Tallest possible tower built using stacking boxes

Question

The problem I am trying to solve is called box stacking. Here is the description: Box Stacking

You are given a set of n types of rectangular 3-D boxes, where the i^th box has height h(i), width w(i) and depth d(i) (all real numbers). You want to create a stack of boxes which is as tall as possible, but you can only stack a box on top of another box if the dimensions of the 2-D base of the lower box are each strictly larger than those of the 2-D base of the higher box. Of course, you can rotate a box so that any side functions as its base. It is also allowable to use multiple instances of the same type of box.
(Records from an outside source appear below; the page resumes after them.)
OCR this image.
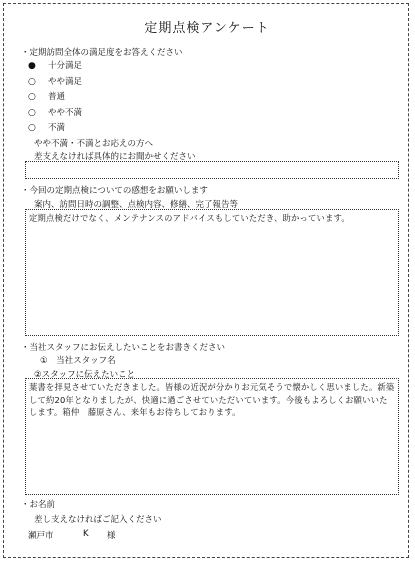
定期点検アンケート
・定期訪問全体の満足度をお答えください
● 十分満足
○ やや満足
○ 普通
○ やや不満
○ 不満
やや不満・不満とお応えの方へ
差支えなければ具体的にお聞かせください
・今回の定期点検についての感想をお願いします
案内、訪問日時の調整、点検内容、修繕、完了報告等
定期点検だけでなく、メンテナンスのアドバイスもしていただき、助かっています。
・当社スタッフにお伝えしたいことをお書きください
①　当社スタッフ名
②スタッフに伝えたいこと
葉書を拝見させていただきました。皆様の近況が分かりお元気そうで懐かしく思いました。新築して約20年となりましたが、快適に過ごさせていただいています。今後もよろしくお願いいたします。箱仲　藤原さん、来年もお待ちしております。
・お名前
差し支えなければご記入ください
瀬戸市	K 様
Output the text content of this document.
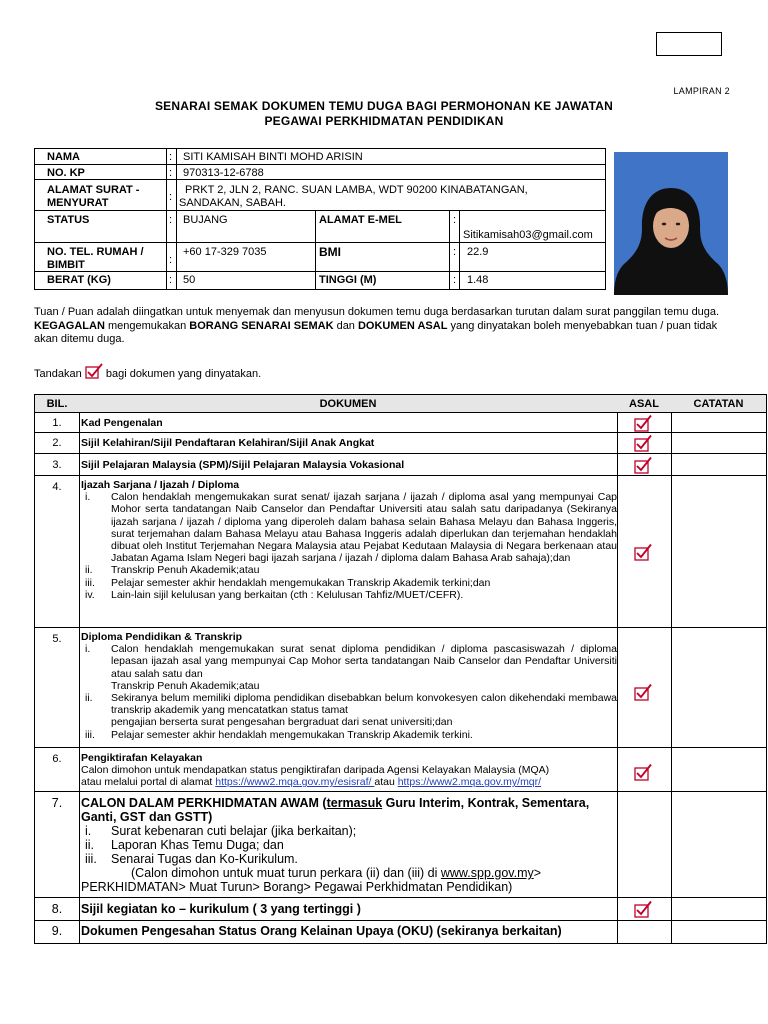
LAMPIRAN 2
SENARAI SEMAK DOKUMEN TEMU DUGA BAGI PERMOHONAN KE JAWATAN
PEGAWAI PERKHIDMATAN PENDIDIKAN
NAMA	: SITI KAMISAH BINTI MOHD ARISIN
NO. KP	: 970313-12-6788
ALAMAT SURAT - MENYURAT	:
PRKT 2, JLN 2, RANC. SUAN LAMBA, WDT 90200 KINABATANGAN, SANDAKAN, SABAH.
STATUS	: BUJANG	ALAMAT E-MEL	:
Sitikamisah03@gmail.com
NO. TEL. RUMAH / BIMBIT	:
+60 17-329 7035	BMI	: 22.9
BERAT (KG)	: 50	TINGGI (M)	: 1.48
Tuan / Puan adalah diingatkan untuk menyemak dan menyusun dokumen temu duga berdasarkan turutan dalam surat panggilan temu duga. KEGAGALAN mengemukakan BORANG SENARAI SEMAK dan DOKUMEN ASAL yang dinyatakan boleh menyebabkan tuan / puan tidak akan ditemu duga.
Tandakan bagi dokumen yang dinyatakan.
BIL.	DOKUMEN	ASAL	CATATAN
1.	Kad Pengenalan
2.	Sijil Kelahiran/Sijil Pendaftaran Kelahiran/Sijil Anak Angkat
3.	Sijil Pelajaran Malaysia (SPM)/Sijil Pelajaran Malaysia Vokasional
4.	Ijazah Sarjana / Ijazah / Diploma
i. Calon hendaklah mengemukakan surat senat/ ijazah sarjana / ijazah / diploma asal yang mempunyai Cap Mohor serta tandatangan Naib Canselor dan Pendaftar Universiti atau salah satu daripadanya (Sekiranya ijazah sarjana / ijazah / diploma yang diperoleh dalam bahasa selain Bahasa Melayu dan Bahasa Inggeris, surat terjemahan dalam Bahasa Melayu atau Bahasa Inggeris adalah diperlukan dan terjemahan hendaklah dibuat oleh Institut Terjemahan Negara Malaysia atau Pejabat Kedutaan Malaysia di Negara berkenaan atau Jabatan Agama Islam Negeri bagi ijazah sarjana / ijazah / diploma dalam Bahasa Arab sahaja);dan
ii. Transkrip Penuh Akademik;atau
iii. Pelajar semester akhir hendaklah mengemukakan Transkrip Akademik terkini;dan
iv. Lain-lain sijil kelulusan yang berkaitan (cth : Kelulusan Tahfiz/MUET/CEFR).
5.	Diploma Pendidikan & Transkrip
i. Calon hendaklah mengemukakan surat senat diploma pendidikan / diploma pascasiswazah / diploma lepasan ijazah asal yang mempunyai Cap Mohor serta tandatangan Naib Canselor dan Pendaftar Universiti atau salah satu dan
Transkrip Penuh Akademik;atau
ii. Sekiranya belum memiliki diploma pendidikan disebabkan belum konvokesyen calon dikehendaki membawa transkrip akademik yang mencatatkan status tamat
pengajian berserta surat pengesahan bergraduat dari senat universiti;dan
iii. Pelajar semester akhir hendaklah mengemukakan Transkrip Akademik terkini.
6.	Pengiktirafan Kelayakan
Calon dimohon untuk mendapatkan status pengiktirafan daripada Agensi Kelayakan Malaysia (MQA)
atau melalui portal di alamat https://www2.mqa.gov.my/esisraf/ atau https://www2.mqa.gov.my/mqr/
7.	CALON DALAM PERKHIDMATAN AWAM (termasuk Guru Interim, Kontrak, Sementara, Ganti, GST dan GSTT)
i. Surat kebenaran cuti belajar (jika berkaitan);
ii. Laporan Khas Temu Duga; dan
iii. Senarai Tugas dan Ko-Kurikulum.
(Calon dimohon untuk muat turun perkara (ii) dan (iii) di www.spp.gov.my>
PERKHIDMATAN> Muat Turun> Borang> Pegawai Perkhidmatan Pendidikan)
8.	Sijil kegiatan ko – kurikulum ( 3 yang tertinggi )
9.	Dokumen Pengesahan Status Orang Kelainan Upaya (OKU) (sekiranya berkaitan)
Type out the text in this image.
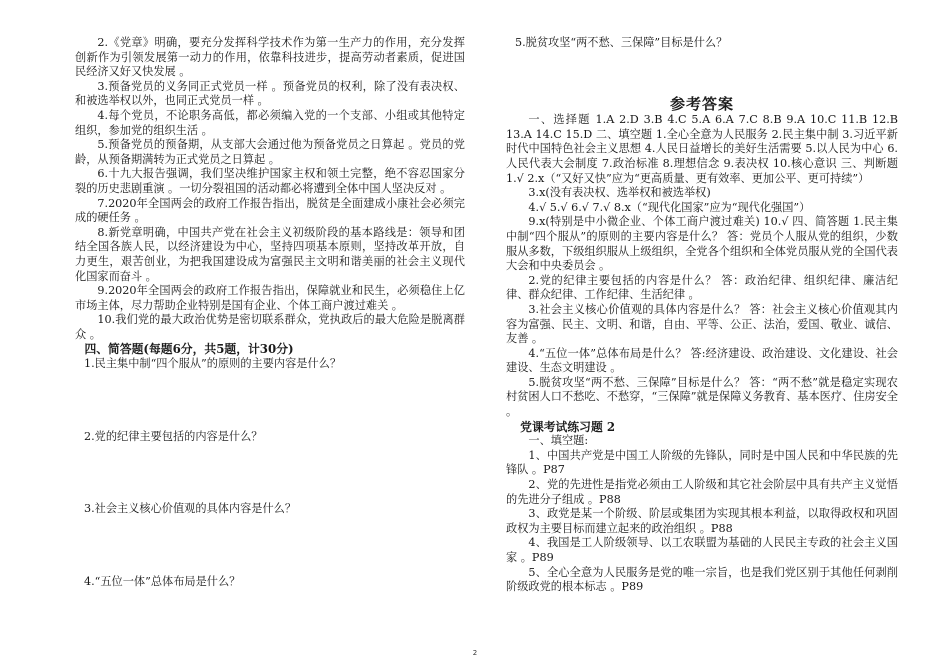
2.《党章》明确，要充分发挥科学技术作为第一生产力的作用，充分发挥创新作为引领发展第一动力的作用，依靠科技进步，提高劳动者素质，促进国民经济又好又快发展 。

3.预备党员的义务同正式党员一样 。预备党员的权利，除了没有表决权、和被选举权以外，也同正式党员一样 。

4.每个党员，不论职务高低，都必须编入党的一个支部、小组或其他特定组织，参加党的组织生活 。

5.预备党员的预备期，从支部大会通过他为预备党员之日算起 。党员的党龄，从预备期满转为正式党员之日算起 。

6.十九大报告强调，我们坚决维护国家主权和领土完整，绝不容忍国家分裂的历史悲剧重演 。一切分裂祖国的活动都必将遭到全体中国人坚决反对 。

7.2020年全国两会的政府工作报告指出，脱贫是全面建成小康社会必须完成的硬任务 。

8.新党章明确，中国共产党在社会主义初级阶段的基本路线是：领导和团结全国各族人民，以经济建设为中心，坚持四项基本原则，坚持改革开放，自力更生，艰苦创业，为把我国建设成为富强民主文明和谐美丽的社会主义现代化国家而奋斗 。

9.2020年全国两会的政府工作报告指出，保障就业和民生，必须稳住上亿市场主体，尽力帮助企业特别是国有企业、个体工商户渡过难关 。

10.我们党的最大政治优势是密切联系群众，党执政后的最大危险是脱离群众 。

四、简答题(每题6分，共5题，计30分)

1.民主集中制“四个服从”的原则的主要内容是什么？

2.党的纪律主要包括的内容是什么？

3.社会主义核心价值观的具体内容是什么？

4.“五位一体”总体布局是什么？

5.脱贫攻坚“两不愁、三保障”目标是什么？

参考答案

一、选择题 1.A 2.D 3.B 4.C 5.A 6.A 7.C 8.B 9.A 10.C 11.B 12.B 13.A 14.C 15.D 二、填空题 1.全心全意为人民服务 2.民主集中制 3.习近平新时代中国特色社会主义思想 4.人民日益增长的美好生活需要 5.以人民为中心 6.人民代表大会制度 7.政治标准 8.理想信念 9.表决权 10.核心意识 三、判断题 1.√ 2.x（“又好又快”应为“更高质量、更有效率、更加公平、更可持续”）

3.x(没有表决权、选举权和被选举权)

4.√ 5.√ 6.√ 7.√ 8.x（“现代化国家”应为“现代化强国”）

9.x(特别是中小微企业、个体工商户渡过难关) 10.√ 四、简答题 1.民主集中制“四个服从”的原则的主要内容是什么？ 答：党员个人服从党的组织，少数服从多数，下级组织服从上级组织，全党各个组织和全体党员服从党的全国代表大会和中央委员会 。

2.党的纪律主要包括的内容是什么？ 答：政治纪律、组织纪律、廉洁纪律、群众纪律、工作纪律、生活纪律 。

3.社会主义核心价值观的具体内容是什么？ 答：社会主义核心价值观其内容为富强、民主、文明、和谐，自由、平等、公正、法治，爱国、敬业、诚信、友善 。

4.“五位一体”总体布局是什么？ 答:经济建设、政治建设、文化建设、社会建设、生态文明建设 。

5.脱贫攻坚“两不愁、三保障”目标是什么？ 答：“两不愁”就是稳定实现农村贫困人口不愁吃、不愁穿，“三保障”就是保障义务教育、基本医疗、住房安全 。

党课考试练习题 2

一、填空题:

1、中国共产党是中国工人阶级的先锋队，同时是中国人民和中华民族的先锋队 。P87

2、党的先进性是指党必须由工人阶级和其它社会阶层中具有共产主义觉悟的先进分子组成 。P88

3、政党是某一个阶级、阶层或集团为实现其根本利益，以取得政权和巩固政权为主要目标而建立起来的政治组织 。P88

4、我国是工人阶级领导、以工农联盟为基础的人民民主专政的社会主义国家 。P89

5、全心全意为人民服务是党的唯一宗旨，也是我们党区别于其他任何剥削阶级政党的根本标志 。P89

2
I have thought of the following solution: Let one box be represented as (h,w,d). Then we can represent the sequence of all boxes like (h1, w1, d1), (h2,w2,d2), (h3,w3,d3). To take care of the part that we can use any rotation, using the above sequence, I will generate all possible permutation for a block. Thus, for a block like (7,1,2) there will be 6 generated configurations. To solve the problem, I plan to sort the boxes first in terms of their width in decresing order. Then, I will get a sequence of boxes like (h1, w1, d1), (h2,w2,d2) and so on Then I solve the problem using a concept similar to longest descresing subsequence Let LDS(i) be the longest decreasing subsequence ending at i Then LDS(i)= { max[LDS(k)] + height of i for kwi and dk>di}

Does anyone see an error with the the above?

Please let me know if the above solution is correct

Answer 1

Your solution seems to be similar to this: http://www.geeksforgeeks.org/dynamic-programming-set-21-box-stacking-problem/

But the last phrase seems to be unclear/unprecize. You compare only one dimension.